Open bbengfort opened 8 years ago
To fix this, I wrote a white list of Post IDs:
Wrote 566142 Posts IDs in 644.759 seconds
Post.objects.count() == 566142
Wrote a script called blaze.py
- which goes through and attempts to find any bad decoding errors in posts:
100%|███████████████████████████████████████████████████████████████████████████████| 566142/566142 [02:09<00:00, 4365.45id/s]
Phase One: wrote 566142 Posts IDs in 2 minutes 9 seconds
100%|█████████████████████████████████████████████████████████████████████████████| 566142/566142 [37:09<00:00, 267.01posts/s]

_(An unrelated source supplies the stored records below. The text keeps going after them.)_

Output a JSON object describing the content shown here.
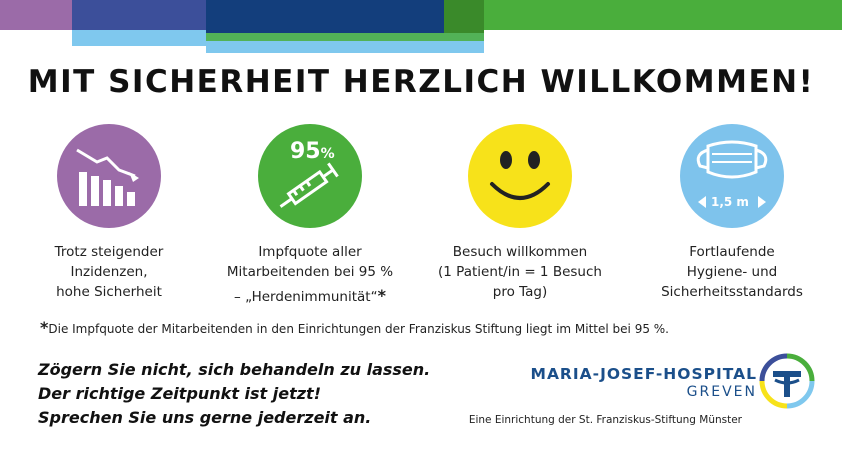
{
  "title": "MIT SICHERHEIT HERZLICH WILLKOMMEN!",
  "colors": {
    "purple": "#9b6ba8",
    "dark_blue": "#3c4f9a",
    "navy": "#133e7c",
    "light_blue": "#7fc8ee",
    "green": "#4aae3c",
    "olive_green": "#3a8a2a",
    "yellow": "#f7e21a",
    "mask_blue": "#7ec3ec",
    "brand_blue": "#1b4f8a"
  },
  "features": [
    {
      "icon": "declining-chart-icon",
      "lines": [
        "Trotz steigender",
        "Inzidenzen,",
        "hohe Sicherheit"
      ]
    },
    {
      "icon": "syringe-icon",
      "badge": "95",
      "badge_unit": "%",
      "lines": [
        "Impfquote aller",
        "Mitarbeitenden bei 95 %",
        "– „Herdenimmunität“"
      ],
      "marker": "*"
    },
    {
      "icon": "smiley-icon",
      "lines": [
        "Besuch willkommen",
        "(1 Patient/in = 1 Besuch",
        "pro Tag)"
      ]
    },
    {
      "icon": "face-mask-icon",
      "badge": "1,5 m",
      "lines": [
        "Fortlaufende",
        "Hygiene- und",
        "Sicherheitsstandards"
      ]
    }
  ],
  "footnote": {
    "marker": "*",
    "text": "Die Impfquote der Mitarbeitenden in den Einrichtungen der Franziskus Stiftung liegt im Mittel bei 95 %."
  },
  "slogan": [
    "Zögern Sie nicht, sich behandeln zu lassen.",
    "Der richtige Zeitpunkt ist jetzt!",
    "Sprechen Sie uns gerne jederzeit an."
  ],
  "hospital": {
    "name": "MARIA-JOSEF-HOSPITAL",
    "city": "GREVEN",
    "subline": "Eine Einrichtung der St. Franziskus-Stiftung Münster"
  }
}
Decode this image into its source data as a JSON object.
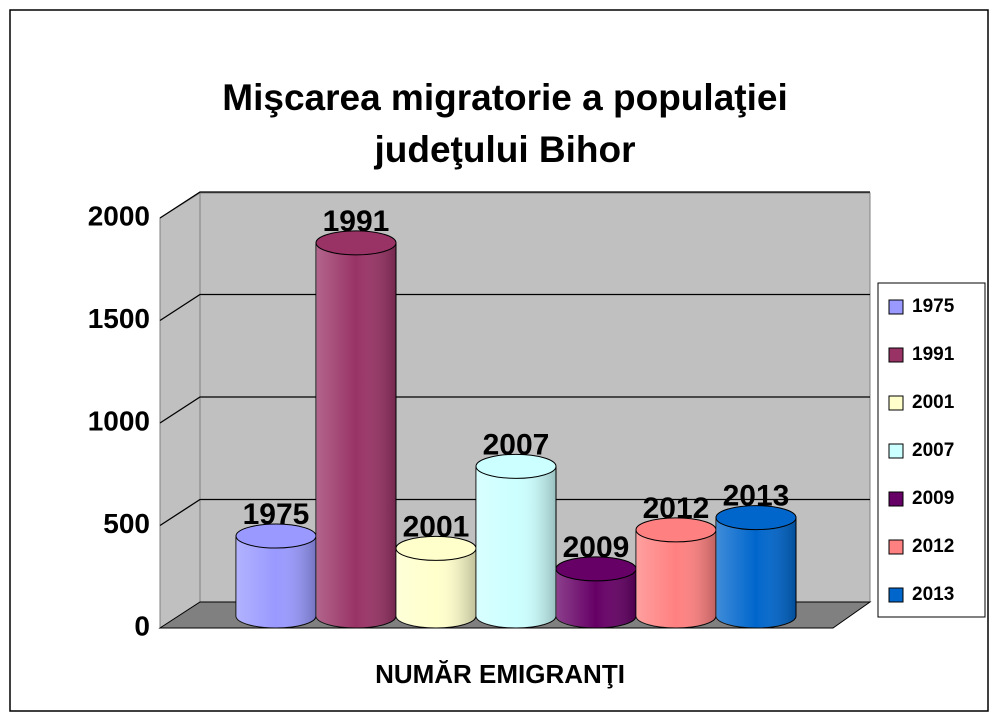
{
  "chart_data": {
    "type": "bar3d",
    "title": [
      "Mişcarea migratorie a populaţiei",
      "judeţului Bihor"
    ],
    "xlabel": "NUMĂR EMIGRANŢI",
    "categories": [
      "NUMĂR EMIGRANŢI"
    ],
    "series": [
      {
        "name": "1975",
        "color": "#9999ff",
        "values": [
          390
        ]
      },
      {
        "name": "1991",
        "color": "#993366",
        "values": [
          1820
        ]
      },
      {
        "name": "2001",
        "color": "#ffffcc",
        "values": [
          330
        ]
      },
      {
        "name": "2007",
        "color": "#ccffff",
        "values": [
          730
        ]
      },
      {
        "name": "2009",
        "color": "#660066",
        "values": [
          230
        ]
      },
      {
        "name": "2012",
        "color": "#ff8080",
        "values": [
          420
        ]
      },
      {
        "name": "2013",
        "color": "#0066cc",
        "values": [
          480
        ]
      }
    ],
    "ylim": [
      0,
      2000
    ],
    "yticks": [
      0,
      500,
      1000,
      1500,
      2000
    ],
    "grid": true,
    "legend": "right",
    "data_labels": "series_name"
  }
}
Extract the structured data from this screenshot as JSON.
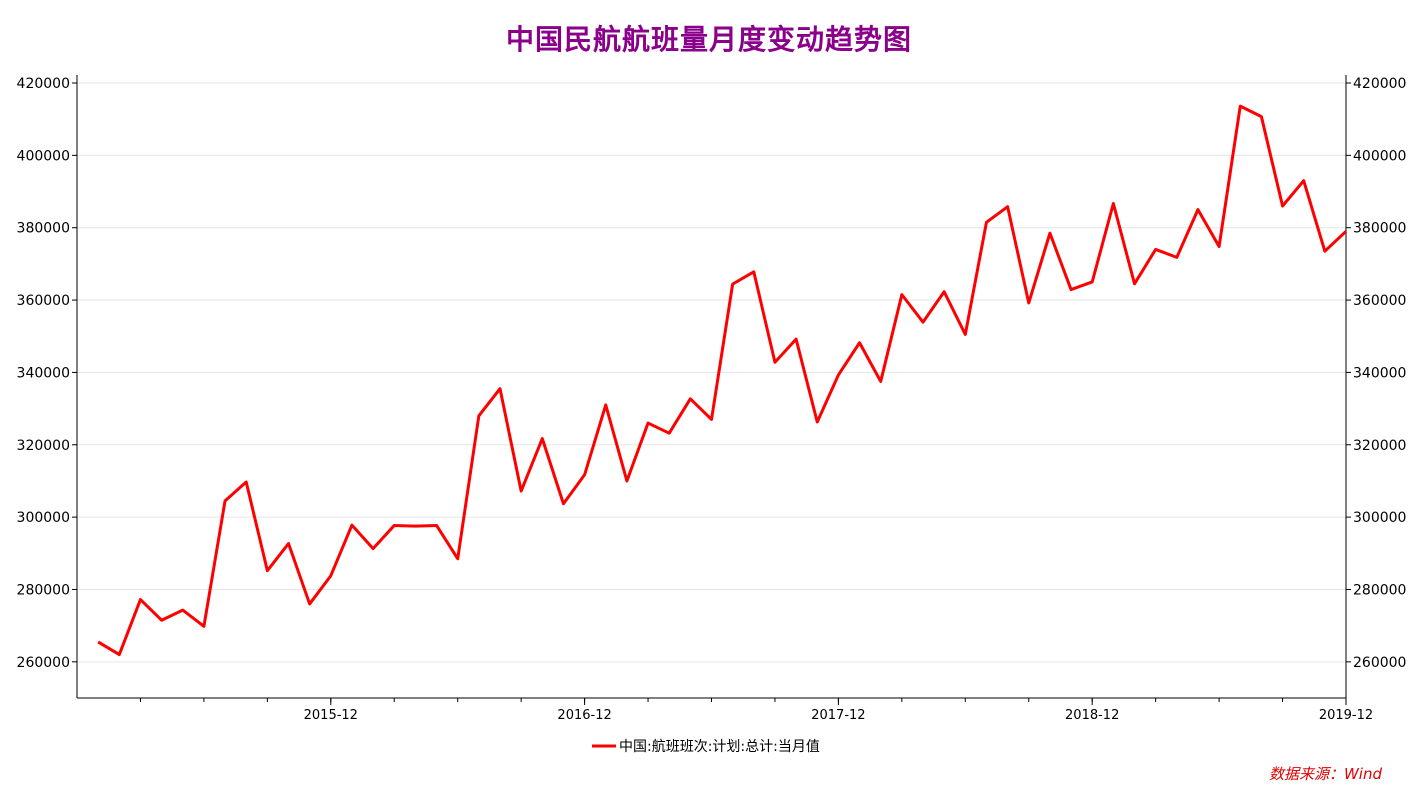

Phase Two: wrote 2 Post errors in 37 minutes 9 seconds
It only came up with 2 errors:
"571a333ac1808103a0d6067c",'utf-8' codec can't decode byte 0xed in position 48824: invalid continuation byte
"57726c2ac1808103a5ed63d6",'utf-8' codec can't decode byte 0xed in position 21004: invalid continuation byte
The pymongo driver is very strict and if it can't decode a mongo document it raises an exception.
This is turning up in export where apparently (after 12 minutes or so) a Post with an encoding error turns up and crashes the entire export process. Which is bad.